Sarà la Commissione a giudicare i Piani presentati dagli Stati. Nel farlo, essa si baserà sui criteri di:

  • pertinenza – quanto i piani presentati siano in grado di contribuire al raggiungimento degli obiettivi fissati dal regolamento;
  • efficacia – quanto il piano possa garantire un effetto duraturo sul paese e quanto sia efficace il meccanismo di controllo sull’andamento dei progetti;
  • efficienza – quanto sia credibile e attuabile il piano dei costi degli interventi e quanto siano efficaci le misure per combattere la corruzione;
  • coerenza – quanto i progetti presentati siano coerenti con il raggiungimento degli obiettivi del Dispositivo.

Ricordiamo inoltre che almeno il 37% delle risorse stanziate deve essere impiegato per il raggiungimento degli obiettivi climatici, mentre il 20% dovrà essere impiegato per la transizione digitale.

Sarà il Consiglio ad approvare, su proposta della Commissione, il piano dei singoli stati, stabilendo il contributo da erogare e le modalità di verifica dell’attuazione dei progetti entro il 31 agosto 2026.

Recovery Fund: le scadenze

La prima scadenza che gli Stati devono rispettare è quella per la presentazione del Piano nazionale.
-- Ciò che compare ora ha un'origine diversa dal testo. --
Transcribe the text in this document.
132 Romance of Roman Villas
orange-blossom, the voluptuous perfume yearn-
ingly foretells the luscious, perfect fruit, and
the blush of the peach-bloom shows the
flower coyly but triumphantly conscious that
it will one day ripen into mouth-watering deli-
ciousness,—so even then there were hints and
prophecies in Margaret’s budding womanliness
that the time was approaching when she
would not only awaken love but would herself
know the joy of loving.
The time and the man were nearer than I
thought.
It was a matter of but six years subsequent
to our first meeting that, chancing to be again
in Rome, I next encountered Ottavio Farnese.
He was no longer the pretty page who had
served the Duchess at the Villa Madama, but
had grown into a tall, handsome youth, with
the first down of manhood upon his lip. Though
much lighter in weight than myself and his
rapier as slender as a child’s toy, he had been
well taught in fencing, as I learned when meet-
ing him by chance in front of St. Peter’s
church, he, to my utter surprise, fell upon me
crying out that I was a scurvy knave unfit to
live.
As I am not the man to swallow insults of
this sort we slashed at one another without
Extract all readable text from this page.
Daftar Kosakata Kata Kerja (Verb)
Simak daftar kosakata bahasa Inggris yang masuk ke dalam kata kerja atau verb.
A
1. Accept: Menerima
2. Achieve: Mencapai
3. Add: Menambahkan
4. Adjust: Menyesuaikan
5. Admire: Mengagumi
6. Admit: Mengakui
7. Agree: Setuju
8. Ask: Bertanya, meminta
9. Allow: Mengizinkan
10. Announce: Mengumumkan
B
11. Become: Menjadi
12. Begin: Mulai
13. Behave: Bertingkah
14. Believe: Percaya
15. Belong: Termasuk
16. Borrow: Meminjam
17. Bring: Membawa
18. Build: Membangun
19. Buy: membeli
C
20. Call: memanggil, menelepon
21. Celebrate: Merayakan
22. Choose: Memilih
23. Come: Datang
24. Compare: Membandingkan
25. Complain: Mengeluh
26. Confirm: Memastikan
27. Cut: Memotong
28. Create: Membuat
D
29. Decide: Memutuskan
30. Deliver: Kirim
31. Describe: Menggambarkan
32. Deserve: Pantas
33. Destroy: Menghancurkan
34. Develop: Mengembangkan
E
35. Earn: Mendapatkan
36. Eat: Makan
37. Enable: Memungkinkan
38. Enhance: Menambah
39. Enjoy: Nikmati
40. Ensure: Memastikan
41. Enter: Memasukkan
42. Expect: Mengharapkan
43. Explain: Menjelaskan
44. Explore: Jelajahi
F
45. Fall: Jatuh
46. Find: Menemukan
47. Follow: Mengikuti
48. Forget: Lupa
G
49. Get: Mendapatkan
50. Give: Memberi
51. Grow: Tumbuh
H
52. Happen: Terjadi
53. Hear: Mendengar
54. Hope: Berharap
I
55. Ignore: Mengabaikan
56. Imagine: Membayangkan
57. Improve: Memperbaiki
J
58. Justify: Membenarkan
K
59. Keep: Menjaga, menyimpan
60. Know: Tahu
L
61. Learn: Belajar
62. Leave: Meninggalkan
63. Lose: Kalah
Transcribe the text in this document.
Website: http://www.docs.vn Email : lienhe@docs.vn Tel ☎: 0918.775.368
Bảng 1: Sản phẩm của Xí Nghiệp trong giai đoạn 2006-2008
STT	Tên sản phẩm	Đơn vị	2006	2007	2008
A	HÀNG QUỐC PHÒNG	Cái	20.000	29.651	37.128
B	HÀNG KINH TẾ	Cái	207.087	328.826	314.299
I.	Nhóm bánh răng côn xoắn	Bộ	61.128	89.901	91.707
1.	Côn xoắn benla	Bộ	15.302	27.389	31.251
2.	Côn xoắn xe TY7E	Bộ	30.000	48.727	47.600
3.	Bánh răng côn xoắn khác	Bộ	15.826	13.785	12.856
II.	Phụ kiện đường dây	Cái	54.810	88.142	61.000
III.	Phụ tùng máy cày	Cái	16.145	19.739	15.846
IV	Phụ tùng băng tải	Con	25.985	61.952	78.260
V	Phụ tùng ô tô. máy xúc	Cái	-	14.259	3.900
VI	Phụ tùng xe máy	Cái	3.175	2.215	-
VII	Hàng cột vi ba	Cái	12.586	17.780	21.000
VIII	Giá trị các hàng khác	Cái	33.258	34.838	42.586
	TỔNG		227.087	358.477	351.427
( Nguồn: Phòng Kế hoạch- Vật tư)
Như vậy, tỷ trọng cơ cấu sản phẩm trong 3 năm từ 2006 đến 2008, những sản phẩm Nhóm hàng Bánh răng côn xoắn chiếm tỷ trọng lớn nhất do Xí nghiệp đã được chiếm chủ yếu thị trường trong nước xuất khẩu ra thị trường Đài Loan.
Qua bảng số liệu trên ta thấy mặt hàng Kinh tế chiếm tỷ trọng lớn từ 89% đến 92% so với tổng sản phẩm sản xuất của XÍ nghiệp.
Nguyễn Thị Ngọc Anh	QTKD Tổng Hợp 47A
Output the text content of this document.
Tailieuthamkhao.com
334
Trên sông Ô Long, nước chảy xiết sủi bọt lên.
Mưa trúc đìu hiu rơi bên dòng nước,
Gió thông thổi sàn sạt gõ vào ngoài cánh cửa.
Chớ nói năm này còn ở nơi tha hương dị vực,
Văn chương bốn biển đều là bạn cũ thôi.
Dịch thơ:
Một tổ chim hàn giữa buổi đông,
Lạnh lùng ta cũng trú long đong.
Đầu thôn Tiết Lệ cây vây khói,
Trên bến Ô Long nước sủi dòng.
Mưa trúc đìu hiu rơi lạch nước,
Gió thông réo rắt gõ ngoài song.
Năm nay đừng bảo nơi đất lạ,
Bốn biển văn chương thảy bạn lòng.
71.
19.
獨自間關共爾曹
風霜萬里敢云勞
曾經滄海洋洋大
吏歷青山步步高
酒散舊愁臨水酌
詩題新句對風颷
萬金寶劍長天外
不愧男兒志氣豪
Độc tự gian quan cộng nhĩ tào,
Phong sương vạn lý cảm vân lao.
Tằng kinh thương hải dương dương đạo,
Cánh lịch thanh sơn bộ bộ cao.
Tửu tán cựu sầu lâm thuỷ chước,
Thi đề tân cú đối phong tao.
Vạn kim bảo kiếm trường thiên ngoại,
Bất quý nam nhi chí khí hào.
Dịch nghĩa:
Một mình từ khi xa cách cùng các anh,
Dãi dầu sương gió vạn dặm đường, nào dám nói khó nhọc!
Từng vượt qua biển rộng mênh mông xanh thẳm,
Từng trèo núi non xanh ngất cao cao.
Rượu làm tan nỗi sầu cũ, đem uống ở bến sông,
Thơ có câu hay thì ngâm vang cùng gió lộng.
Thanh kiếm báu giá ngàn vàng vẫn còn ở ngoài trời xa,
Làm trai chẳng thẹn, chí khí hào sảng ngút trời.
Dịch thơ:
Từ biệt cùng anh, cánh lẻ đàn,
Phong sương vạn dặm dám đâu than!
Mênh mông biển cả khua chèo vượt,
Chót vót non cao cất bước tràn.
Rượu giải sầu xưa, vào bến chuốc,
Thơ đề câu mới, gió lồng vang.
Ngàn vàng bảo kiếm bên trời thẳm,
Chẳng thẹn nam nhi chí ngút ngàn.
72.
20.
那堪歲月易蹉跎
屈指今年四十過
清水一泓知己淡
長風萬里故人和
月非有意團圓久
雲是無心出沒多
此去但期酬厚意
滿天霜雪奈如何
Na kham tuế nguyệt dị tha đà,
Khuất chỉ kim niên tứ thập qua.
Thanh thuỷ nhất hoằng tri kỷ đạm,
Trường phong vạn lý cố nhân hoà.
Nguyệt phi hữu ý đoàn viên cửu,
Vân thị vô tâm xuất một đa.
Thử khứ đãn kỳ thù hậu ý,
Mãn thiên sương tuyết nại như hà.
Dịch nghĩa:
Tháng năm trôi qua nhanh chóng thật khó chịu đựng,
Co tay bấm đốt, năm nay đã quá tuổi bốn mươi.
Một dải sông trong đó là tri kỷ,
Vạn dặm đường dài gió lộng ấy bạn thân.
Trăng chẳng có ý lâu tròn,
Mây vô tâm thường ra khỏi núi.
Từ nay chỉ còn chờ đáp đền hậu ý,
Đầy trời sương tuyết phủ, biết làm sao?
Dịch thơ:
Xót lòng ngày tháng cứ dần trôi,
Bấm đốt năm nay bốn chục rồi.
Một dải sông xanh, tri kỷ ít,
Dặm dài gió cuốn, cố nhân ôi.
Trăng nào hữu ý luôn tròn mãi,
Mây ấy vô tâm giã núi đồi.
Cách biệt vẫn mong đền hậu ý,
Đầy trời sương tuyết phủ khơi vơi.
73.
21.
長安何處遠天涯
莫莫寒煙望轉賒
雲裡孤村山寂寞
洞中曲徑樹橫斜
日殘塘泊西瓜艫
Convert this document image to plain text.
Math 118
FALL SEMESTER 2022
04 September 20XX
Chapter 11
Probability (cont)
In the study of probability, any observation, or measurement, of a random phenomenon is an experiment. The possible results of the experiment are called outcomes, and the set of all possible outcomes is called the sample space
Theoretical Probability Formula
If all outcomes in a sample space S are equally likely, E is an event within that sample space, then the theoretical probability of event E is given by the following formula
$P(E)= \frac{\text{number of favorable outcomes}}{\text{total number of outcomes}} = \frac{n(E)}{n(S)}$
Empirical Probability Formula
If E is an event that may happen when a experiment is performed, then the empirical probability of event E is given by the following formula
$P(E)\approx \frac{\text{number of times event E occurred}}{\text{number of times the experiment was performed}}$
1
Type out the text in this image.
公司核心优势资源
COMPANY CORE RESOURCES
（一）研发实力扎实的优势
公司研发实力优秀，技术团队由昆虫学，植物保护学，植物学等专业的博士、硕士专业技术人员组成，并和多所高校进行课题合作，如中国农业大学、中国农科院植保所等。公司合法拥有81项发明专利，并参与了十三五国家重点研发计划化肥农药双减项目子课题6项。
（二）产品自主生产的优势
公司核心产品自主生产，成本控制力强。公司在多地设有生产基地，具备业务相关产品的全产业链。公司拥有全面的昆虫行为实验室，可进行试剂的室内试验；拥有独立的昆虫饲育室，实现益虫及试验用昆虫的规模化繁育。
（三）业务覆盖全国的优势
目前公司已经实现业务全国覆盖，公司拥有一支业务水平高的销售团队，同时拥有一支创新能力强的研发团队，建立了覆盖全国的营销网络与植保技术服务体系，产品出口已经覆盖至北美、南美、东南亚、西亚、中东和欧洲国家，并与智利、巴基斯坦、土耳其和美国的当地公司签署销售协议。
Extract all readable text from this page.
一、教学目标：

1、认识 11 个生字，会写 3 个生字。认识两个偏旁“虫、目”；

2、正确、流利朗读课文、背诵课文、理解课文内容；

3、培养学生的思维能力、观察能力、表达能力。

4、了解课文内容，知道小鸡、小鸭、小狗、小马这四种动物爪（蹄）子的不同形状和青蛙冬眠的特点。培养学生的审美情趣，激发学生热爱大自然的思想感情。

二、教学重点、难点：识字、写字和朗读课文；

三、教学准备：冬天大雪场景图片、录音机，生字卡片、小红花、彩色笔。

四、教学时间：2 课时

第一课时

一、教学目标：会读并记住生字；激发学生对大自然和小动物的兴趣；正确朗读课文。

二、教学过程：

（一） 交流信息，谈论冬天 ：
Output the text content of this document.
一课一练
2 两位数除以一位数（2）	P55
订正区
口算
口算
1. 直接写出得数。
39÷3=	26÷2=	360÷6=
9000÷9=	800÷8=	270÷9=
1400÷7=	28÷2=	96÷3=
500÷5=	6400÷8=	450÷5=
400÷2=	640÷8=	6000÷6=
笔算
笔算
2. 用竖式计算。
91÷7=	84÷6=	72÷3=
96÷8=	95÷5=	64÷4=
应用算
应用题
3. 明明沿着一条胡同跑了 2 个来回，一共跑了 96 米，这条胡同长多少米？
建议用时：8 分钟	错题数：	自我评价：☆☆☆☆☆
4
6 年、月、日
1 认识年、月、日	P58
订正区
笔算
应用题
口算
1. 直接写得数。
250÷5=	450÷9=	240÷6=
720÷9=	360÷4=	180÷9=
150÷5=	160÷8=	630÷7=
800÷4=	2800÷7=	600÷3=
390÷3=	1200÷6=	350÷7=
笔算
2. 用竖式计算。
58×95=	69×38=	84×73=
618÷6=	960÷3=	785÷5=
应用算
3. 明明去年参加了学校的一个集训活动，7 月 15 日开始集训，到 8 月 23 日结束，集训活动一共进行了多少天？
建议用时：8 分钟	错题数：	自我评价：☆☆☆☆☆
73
Il nostro PNRR e quelli degli altri stati dovranno infatti essere presentati entro il 30 aprile 2021. il 2026 è invece l’anno in cui i progetti dovranno essere completati. Il 31 dicembre 2026 è invece la data ultima entro la quale l’Unione Europea avrà erogato tutti i finanziamenti.

Il testo completo del Regolamento Europeo sul Recovery Fund è disponibile a questo indirizzo.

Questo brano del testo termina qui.